Prior to the trip, make sure to get a vehicle maintenance check for factors including tire tread depth, tire pressures and engine & brake oil condition. Check your lights, signals, wiper blades, horn and radio. Also check to see, if the spare tire is usable. Bring a solution like Rain-X (glass treatment) for optimal visibility in case of rain.
Prepare an emergency kit.
Related to the maintenance check, pack an emergency kit. A basic kit should include the car manual, a flashlight, extra batteries, a reflective triangle (in case you need to pull over), flares, basic tools and a first aid kit. Other items such as waterproof matches, a whistle, a blanket, a jumper cable, rope, cutting device and duct tape could be included.
Get a good night sleep.
Before heading out for the road, make sure to get full night’s rest. If you set off tired, it’s likely that you’ll feel fatigued throughout your trip.
Secure the luggage and cargo.
The word “vacation” may be synonymous with “luggage.” When loading the luggage, make sure to have your items well placed, so that they don’t move around during quick stops or turns.
Pack car-friendly items.
It’s helpful to bring wet wipes and to have easy-to-access trash bags in the car. Make your driving experience as comfortable and safe as possible. Remember to pack a hands-free device for your mobile phone to prevent distracted driving. According to research by Carnegie Mellon University, driving while using a cell phone reduces the amount of brain activity associated with driving by 37 percent. Another car-friendly item is bed sheets or thin blankets to place over the car seats if the vehicle is going to be left in the sun for a while. Also, don’t forget to pack medicine if you or your passengers are prone to motion sickness.
Take some snacks for the road. A cooler filled with water and homemade snacks is a good idea for those who aren’t huge fans of convenience store food. However, avoid anything that has excessive sugar or salt. These foods can lead to changes in mood and energy. Eating heavy meals will bring your blood sugar down and make you feel tired. Try snacks like dried fruit or trail mix, which are easy to eat and store and are light on the sugar and salt.
Take a break if feeling tired or sleepy. Taking even a five minute break to stretch your legs can make a big difference. As a general rule, stop at least once every two hours for a break.

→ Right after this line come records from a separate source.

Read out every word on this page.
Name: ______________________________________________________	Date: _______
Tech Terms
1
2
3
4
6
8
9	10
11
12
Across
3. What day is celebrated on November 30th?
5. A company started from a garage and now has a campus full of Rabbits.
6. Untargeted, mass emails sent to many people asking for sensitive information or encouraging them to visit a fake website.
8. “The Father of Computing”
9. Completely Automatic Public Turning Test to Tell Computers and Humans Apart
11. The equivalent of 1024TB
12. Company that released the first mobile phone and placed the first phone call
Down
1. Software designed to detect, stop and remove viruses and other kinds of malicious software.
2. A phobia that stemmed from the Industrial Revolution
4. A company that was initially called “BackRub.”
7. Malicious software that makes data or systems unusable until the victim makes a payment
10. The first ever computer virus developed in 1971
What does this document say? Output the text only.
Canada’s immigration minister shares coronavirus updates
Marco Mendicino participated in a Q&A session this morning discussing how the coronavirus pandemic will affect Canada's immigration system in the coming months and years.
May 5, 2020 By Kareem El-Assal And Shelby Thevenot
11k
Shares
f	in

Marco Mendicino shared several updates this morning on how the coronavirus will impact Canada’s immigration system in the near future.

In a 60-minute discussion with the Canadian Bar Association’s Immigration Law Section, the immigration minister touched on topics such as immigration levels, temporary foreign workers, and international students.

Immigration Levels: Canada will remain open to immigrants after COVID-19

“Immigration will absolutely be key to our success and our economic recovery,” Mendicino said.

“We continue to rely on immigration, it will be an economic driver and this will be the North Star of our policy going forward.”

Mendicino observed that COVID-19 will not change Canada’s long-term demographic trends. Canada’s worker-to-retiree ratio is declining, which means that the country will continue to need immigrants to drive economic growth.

Bring your favorite music.
Radio stations will vary by region and may not always be able to offer what you want. By preparing music, you don’t have to worry about fiddling around with the radio while you are driving. Upbeat music is best for helping to stay awake and energized while driving.
Research the route.
Check for local events and landmarks along your route that you may want to stop and see. Make your schedule flexible to allow for time to see extra sights. This also includes scoping out spots that have heavy traffic. Jot down the traffic stations along your route to get traffic news in real-time. Find out where and when to avoid certain areas, because nothing ruins a road trip like a traffic jam.
With tips 1-9 taken care of, you can relax and enjoy the ride!